As of September 1, 2012, the Florida Rules of Civil Procedure ("Florida Rules") will, for the first time, directly address electronically stored information ("ESI"). Specifically, the following Florida Rules now address ESI:

Rule 1.200 (Pretrial Procedure)
Rule 1.201 (Complex Litigation)
Rule 1.280 (General Provisions Governing Discovery)
Rule 1.340 (Interrogatories to Parties)
Rule 1.350 (Production of Documents and Things and Entry Upon Land for Inspection and Other Purposes)
Rule 1.380 (Failure to Make Discovery; Sanctions)
Rule 1.410 (Subpoena).

This change comes six years after the Federal Rules of Civil Procedure ("Federal Rules") were changed to encompass ESI. The Florida changes largely track the Federal Rules with some minor changes and additions which account for the evolution of eDiscovery over the past six years.

Perhaps the most significant difference between the Florida Rules and the Federal Rules is that the Florida Rules do not require a case management conference to discuss ESI unless the case qualifies as a "complex action." However, any party to a Florida action may notice such a conference to discuss ESI, thereby making it obligatory on the opposing party. The Florida Rules also provide a more detailed outline of topics to be addressed at a case management conference including preservation, format of production, and whether ESI should be produced in phases or limited to particular custodians, time periods or sources.

Another difference is that the Florida Rules now expressly authorize cost shifting for ESI when the producing party demonstrates that the information is not reasonably accessible because of undue burden or cost. Some federal courts have ordered cost shifting under an interpretation of the Federal Rules but the Federal Rules do not expressly provide for cost shifting.

Clients and attorneys, even in "run of the mill" state cases, must now consider eDiscovery.
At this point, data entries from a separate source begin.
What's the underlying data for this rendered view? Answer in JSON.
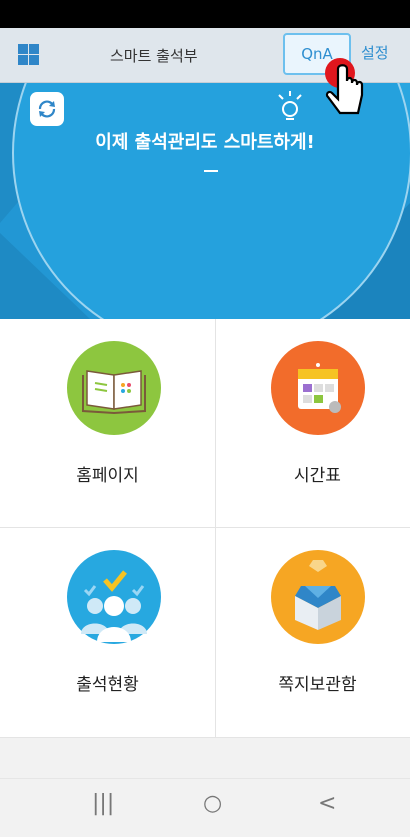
{
  "header": {
    "title": "스마트 출석부",
    "qna_label": "QnA",
    "settings_label": "설정"
  },
  "hero": {
    "slogan": "이제 출석관리도 스마트하게!"
  },
  "menu": [
    {
      "label": "홈페이지",
      "icon": "book-icon",
      "color": "#8dc63f"
    },
    {
      "label": "시간표",
      "icon": "calendar-icon",
      "color": "#f26c2b"
    },
    {
      "label": "출석현황",
      "icon": "people-check-icon",
      "color": "#27a8e0"
    },
    {
      "label": "쪽지보관함",
      "icon": "envelope-box-icon",
      "color": "#f6a623"
    }
  ],
  "navbar": {
    "recent": "|||",
    "home": "○",
    "back": "<"
  }
}
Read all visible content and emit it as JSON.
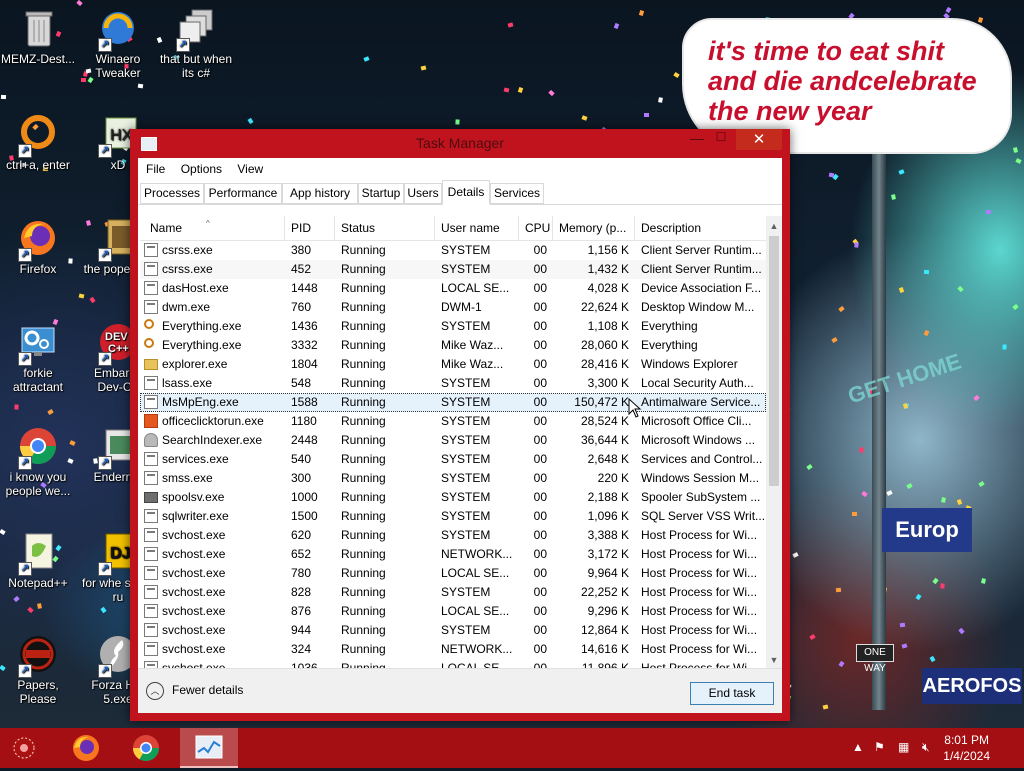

Experience suggests that dealing with eDiscovery early on, even before a case is filed, helps to mitigate cost and to some extent complexity.

The amendments to the Florida Rules take effect on September 1, 2012. A full copy of the Court's decision is available by clicking here.

©Lowndes, Drosdick, Doster, Kantor & Reed, PA, 2021. All rights reserved.National Law Review, Volume II, Number 228

About this Author

Drew Sorrell, commercial, litigation, employment, tort, attorney, Lowndes, law
Partner and Chair, Privacy & eDiscovery Group

Drew Sorrell began his career as a law clerk to Senior United States District Judge John H. Moore, II in Jacksonville, Florida. After clerking, he practiced in New York City with a large international firm, primarily in the area of litigation. Subsequently, Drew returned to Florida and is now a litigation partner with the firm. 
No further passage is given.